Measures announced by the Government in yesterday’s Finance Bill could 'put a brake on' the growth of ultra-low emission vehicles until 2020, warns Alphabet.
New BIK tax rates were introduced and these will see the tax paid by employers and employees fall dramatically for the cleanest cars from 2020.
The BIK rate for a pure EV currently stands at 7% for 2016/17, rising to 9% in 2017/18, 13% in 2018/19 and 16% in 2019/20.
However, the changes confirmed in this week's Finance Bill show that in 2020/21 the BIK rate falls from 16% to just 2%.
The government will legislate in the bill to remove the Income Tax and employer NICs advantages of salary sacrifice schemes. The taxable value of benefits in kind where cash have been forgone will be fixed at the higher of the current taxable value or the value of the cash forgone.
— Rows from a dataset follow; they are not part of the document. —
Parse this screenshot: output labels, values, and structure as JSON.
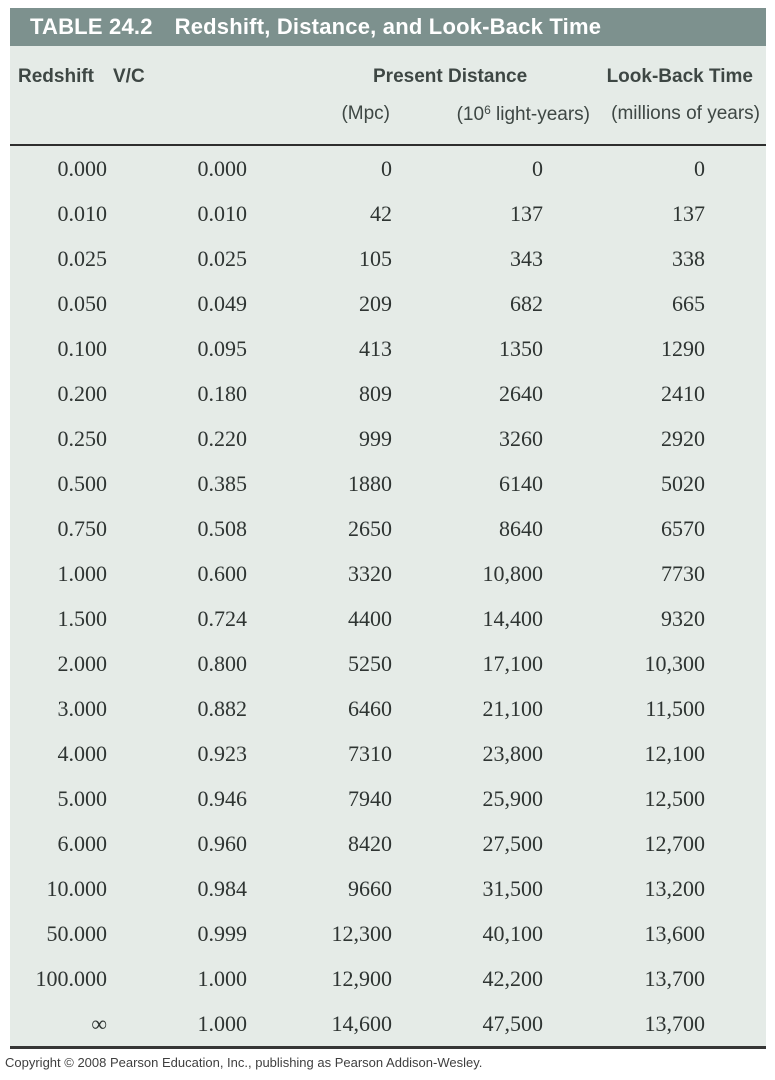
{
  "title_bar": {
    "label": "TABLE 24.2",
    "title": "Redshift, Distance, and Look-Back Time"
  },
  "columns": {
    "redshift": "Redshift",
    "v_over_c": "V/C",
    "present_distance": "Present Distance",
    "unit_mpc": "(Mpc)",
    "unit_ly_prefix": "(10",
    "unit_ly_sup": "6",
    "unit_ly_suffix": " light-years)",
    "look_back_time": "Look-Back Time",
    "unit_look_back": "(millions of years)"
  },
  "table": {
    "rows": [
      {
        "redshift": "0.000",
        "vc": "0.000",
        "mpc": "0",
        "ly": "0",
        "lookback": "0"
      },
      {
        "redshift": "0.010",
        "vc": "0.010",
        "mpc": "42",
        "ly": "137",
        "lookback": "137"
      },
      {
        "redshift": "0.025",
        "vc": "0.025",
        "mpc": "105",
        "ly": "343",
        "lookback": "338"
      },
      {
        "redshift": "0.050",
        "vc": "0.049",
        "mpc": "209",
        "ly": "682",
        "lookback": "665"
      },
      {
        "redshift": "0.100",
        "vc": "0.095",
        "mpc": "413",
        "ly": "1350",
        "lookback": "1290"
      },
      {
        "redshift": "0.200",
        "vc": "0.180",
        "mpc": "809",
        "ly": "2640",
        "lookback": "2410"
      },
      {
        "redshift": "0.250",
        "vc": "0.220",
        "mpc": "999",
        "ly": "3260",
        "lookback": "2920"
      },
      {
        "redshift": "0.500",
        "vc": "0.385",
        "mpc": "1880",
        "ly": "6140",
        "lookback": "5020"
      },
      {
        "redshift": "0.750",
        "vc": "0.508",
        "mpc": "2650",
        "ly": "8640",
        "lookback": "6570"
      },
      {
        "redshift": "1.000",
        "vc": "0.600",
        "mpc": "3320",
        "ly": "10,800",
        "lookback": "7730"
      },
      {
        "redshift": "1.500",
        "vc": "0.724",
        "mpc": "4400",
        "ly": "14,400",
        "lookback": "9320"
      },
      {
        "redshift": "2.000",
        "vc": "0.800",
        "mpc": "5250",
        "ly": "17,100",
        "lookback": "10,300"
      },
      {
        "redshift": "3.000",
        "vc": "0.882",
        "mpc": "6460",
        "ly": "21,100",
        "lookback": "11,500"
      },
      {
        "redshift": "4.000",
        "vc": "0.923",
        "mpc": "7310",
        "ly": "23,800",
        "lookback": "12,100"
      },
      {
        "redshift": "5.000",
        "vc": "0.946",
        "mpc": "7940",
        "ly": "25,900",
        "lookback": "12,500"
      },
      {
        "redshift": "6.000",
        "vc": "0.960",
        "mpc": "8420",
        "ly": "27,500",
        "lookback": "12,700"
      },
      {
        "redshift": "10.000",
        "vc": "0.984",
        "mpc": "9660",
        "ly": "31,500",
        "lookback": "13,200"
      },
      {
        "redshift": "50.000",
        "vc": "0.999",
        "mpc": "12,300",
        "ly": "40,100",
        "lookback": "13,600"
      },
      {
        "redshift": "100.000",
        "vc": "1.000",
        "mpc": "12,900",
        "ly": "42,200",
        "lookback": "13,700"
      },
      {
        "redshift": "∞",
        "vc": "1.000",
        "mpc": "14,600",
        "ly": "47,500",
        "lookback": "13,700"
      }
    ]
  },
  "footer": {
    "copyright": "Copyright © 2008 Pearson Education, Inc., publishing as Pearson Addison-Wesley."
  },
  "colors": {
    "title_band": "#7d918e",
    "panel_background": "#e5ebe7",
    "rule": "#2e2e2e",
    "header_text": "#3e4744",
    "data_text": "#2e3432"
  }
}
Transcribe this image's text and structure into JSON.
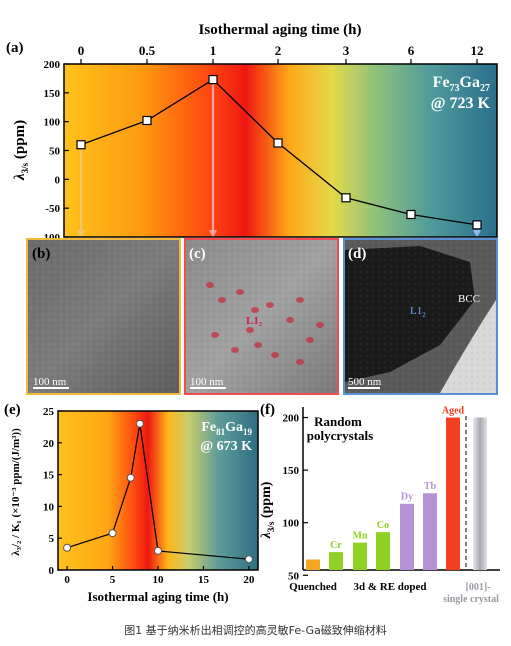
{
  "panel_a": {
    "label": "(a)",
    "top_axis_title": "Isothermal aging time (h)",
    "top_ticks": [
      "0",
      "0.5",
      "1",
      "2",
      "3",
      "6",
      "12"
    ],
    "ylabel_main": "λ",
    "ylabel_sub": "3/s",
    "ylabel_unit": " (ppm)",
    "y_ticks": [
      "200",
      "150",
      "100",
      "50",
      "0",
      "-50",
      "-100"
    ],
    "comp_main": "Fe",
    "comp_sub1": "73",
    "comp_mid": "Ga",
    "comp_sub2": "27",
    "temp": "@ 723 K"
  },
  "panel_b": {
    "label": "(b)",
    "scale": "100 nm"
  },
  "panel_c": {
    "label": "(c)",
    "scale": "100 nm",
    "phase": "L1₂"
  },
  "panel_d": {
    "label": "(d)",
    "scale": "500 nm",
    "phase_l1": "L1",
    "phase_l1_sub": "2",
    "phase_bcc": "BCC"
  },
  "panel_e": {
    "label": "(e)",
    "ylabel": "λ₃/₂ / K₁ (×10⁻³ ppm/(J/m³))",
    "xlabel": "Isothermal aging time (h)",
    "x_ticks": [
      "0",
      "5",
      "10",
      "15",
      "20"
    ],
    "y_ticks": [
      "0",
      "5",
      "10",
      "15",
      "20",
      "25"
    ],
    "comp_main": "Fe",
    "comp_sub1": "81",
    "comp_mid": "Ga",
    "comp_sub2": "19",
    "temp": "@ 673 K"
  },
  "panel_f": {
    "label": "(f)",
    "title_line1": "Random",
    "title_line2": "polycrystals",
    "ylabel_main": "λ",
    "ylabel_sub": "3/s",
    "ylabel_unit": " (ppm)",
    "y_ticks": [
      "50",
      "100",
      "150",
      "200"
    ],
    "group_quenched": "Quenched",
    "group_doped": "3d & RE doped",
    "group_single_line1": "[001]-",
    "group_single_line2": "single crystal"
  },
  "caption": "图1 基于纳米析出相调控的高灵敏Fe-Ga磁致伸缩材料",
  "chart_data": [
    {
      "type": "line",
      "title": "Isothermal aging time (h)",
      "xlabel": "Isothermal aging time (h)",
      "ylabel": "λ3/s (ppm)",
      "ylim": [
        -100,
        200
      ],
      "series": [
        {
          "name": "Fe73Ga27 @ 723 K",
          "x": [
            "0",
            "0.5",
            "1",
            "2",
            "3",
            "6",
            "12"
          ],
          "values": [
            60,
            102,
            173,
            63,
            -32,
            -61,
            -79
          ]
        }
      ]
    },
    {
      "type": "line",
      "xlabel": "Isothermal aging time (h)",
      "ylabel": "λ3/2 / K1 (×10⁻³ ppm/(J/m³))",
      "xlim": [
        -1,
        21
      ],
      "ylim": [
        0,
        25
      ],
      "series": [
        {
          "name": "Fe81Ga19 @ 673 K",
          "x": [
            0,
            5,
            7,
            8,
            10,
            20
          ],
          "values": [
            3.5,
            5.8,
            14.5,
            23,
            3,
            1.7
          ]
        }
      ]
    },
    {
      "type": "bar",
      "ylabel": "λ3/s (ppm)",
      "ylim": [
        55,
        210
      ],
      "categories": [
        "Quenched",
        "Cr",
        "Mn",
        "Co",
        "Dy",
        "Tb",
        "Aged",
        "[001]-single crystal"
      ],
      "values": [
        65,
        72,
        81,
        91,
        118,
        128,
        200,
        200
      ],
      "colors": [
        "#f5a623",
        "#8ed024",
        "#8ed024",
        "#8ed024",
        "#b592d6",
        "#b592d6",
        "#f44021",
        "#c0c0c0"
      ]
    }
  ]
}
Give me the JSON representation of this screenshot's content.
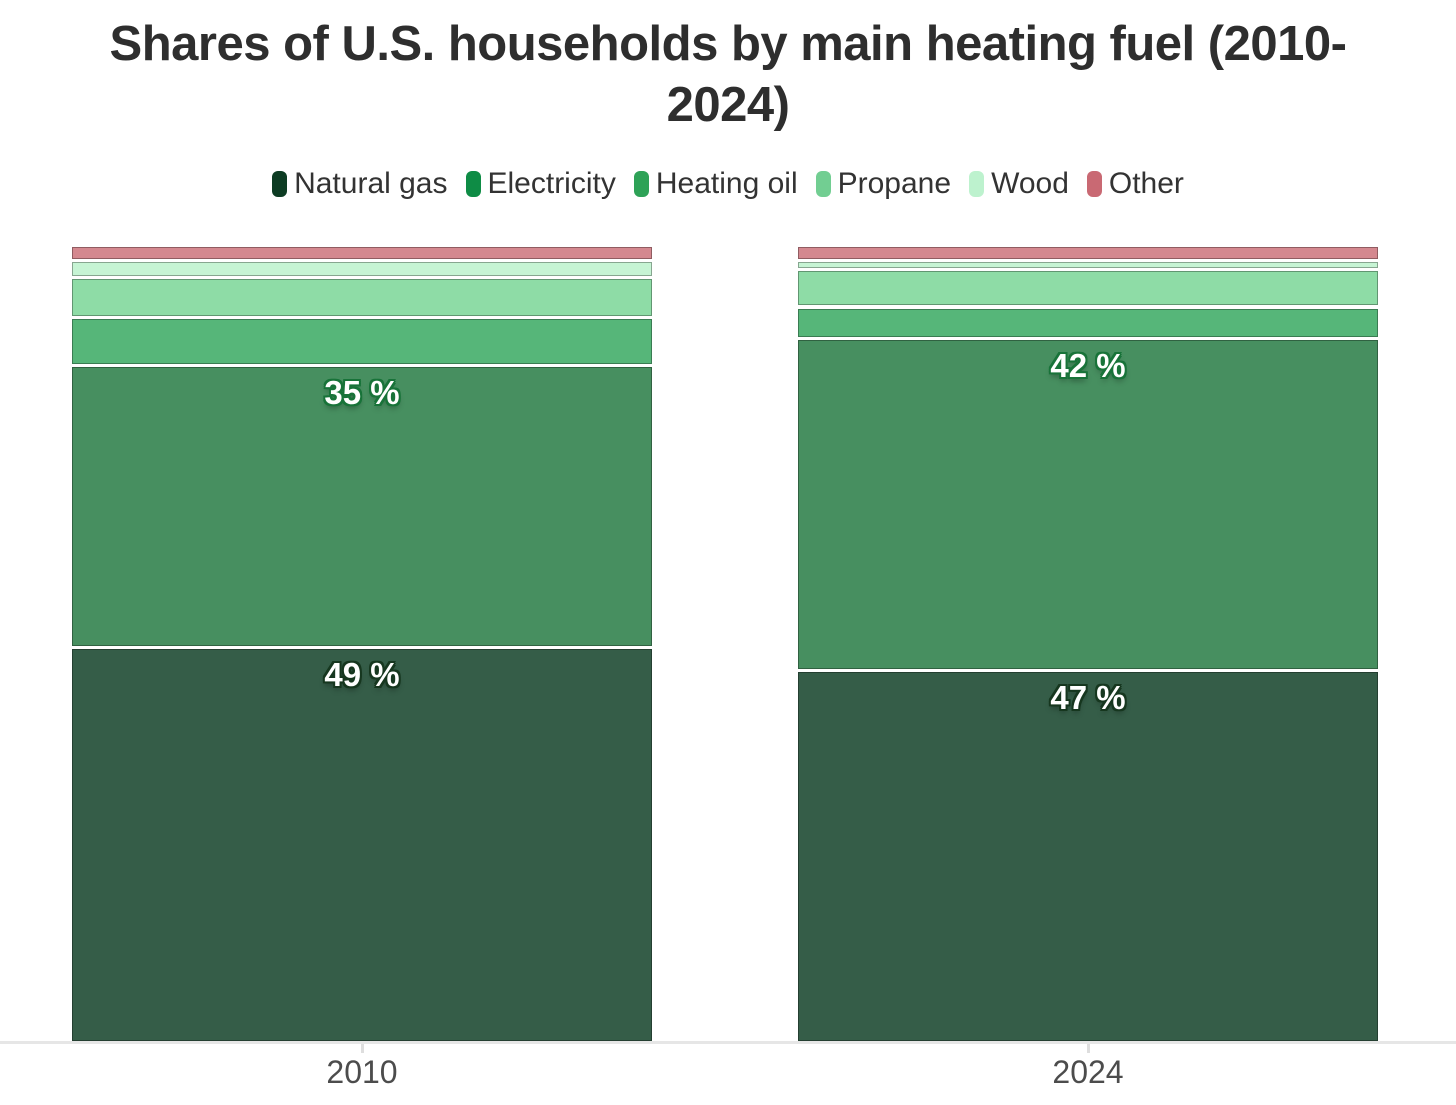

Employer NIC savings remain for vehicles under 75g/km.
ULEVs will continue to qualify, while any existing employer-provided car schemes made before April 2017 will be protected until April 2021.
The Finance Bill confirmed that the changes will apply to arrangements where the employee forgoes cash in exchange for a benefit in kind, including salary sacrifice arrangements, flexible benefit packages with a cash alternative and BIKs where there is an option to take a cash allowance instead.
The Government says it will tax whichever is the greater amount; the benefit-in-kind value of the car or the cash allowance sum offered.
Matt Sutherland, chief operating officer at Alphabet GB, said: “Even after providing more detail to the Chancellor’s autumn statement with yesterday’s Finance Bill, there are still more questions than answers surrounding the future of vehicle fleets for UK business and public sector organisations.
“The concerns that Alphabet and our customers have are around the clarity and apparent lack of joined-up thinking towards company car taxation and ULEVs; which ultimately means significant concerns exist around the unintended consequences which will result from these decisions.
“The Government has clearly expressed a pro-business agenda and an ambition to be at the global forefront of ULEVs, but the consequences of these announcements is likely to put a brake on the growth of ULEVs as company cars until 2020.
“Effectively they are removing the incentives to take a ULEV for the next three years – especially those for low paid, ‘JAM’ workers.
“Significant practical questions around EVs as company cars remain, for instance we are still awaiting a decision from HMRC on advisory fuel rates (AFRs) rates for electricity as a fuel type.
“The company car market has delivered real impetus and growth to ULEVs over the past few years – far outstripping private registrations of ULEVs.
“Our fear is that the consequences of this autumn statement will be a significant flight from new, efficient company cars into cash alternatives and grey fleet.
“We know from the recent BVRLA and Energy Saving Trust research the result of this will be older, more polluting and less safe vehicles on UK roads – surely a retrograde move for business, consumers and society?
“Hence our feeling is one of disappointment - big questions still remain unanswered and there are significant concerns around the unintended consequences for ULEVs from the autumn statement.”
- For analysis of the Finance Bill, see the December 8 issue of Fleet News
David Watts - 07/12/2016 18:14
I don't understand what this article is trying to say. Firstly the new finance bill confirmed the new company car tax rates for 2020/21 which after 3 years of increasing tax they will drop again (as low as 2% for pure EVs). So good news from the finance bill - we've known about the increasing tax burden on ULEVs for a long time so the potential slow down over the next 3 years is not 'new' news. In terms of the 'salary sacrifice'implications on ULEVs from a company car perspective then the finance bill confirms that ULEVs will be excluded. So the finance bill is good news again for ULEVs. I don't understand how the finance bill is 'putting a brake' on ULEVs until 2020 - surely the potential brake on ULEVs over the next 3 years has nothing to do with the latest finance bill but will be due to previous policy decisions?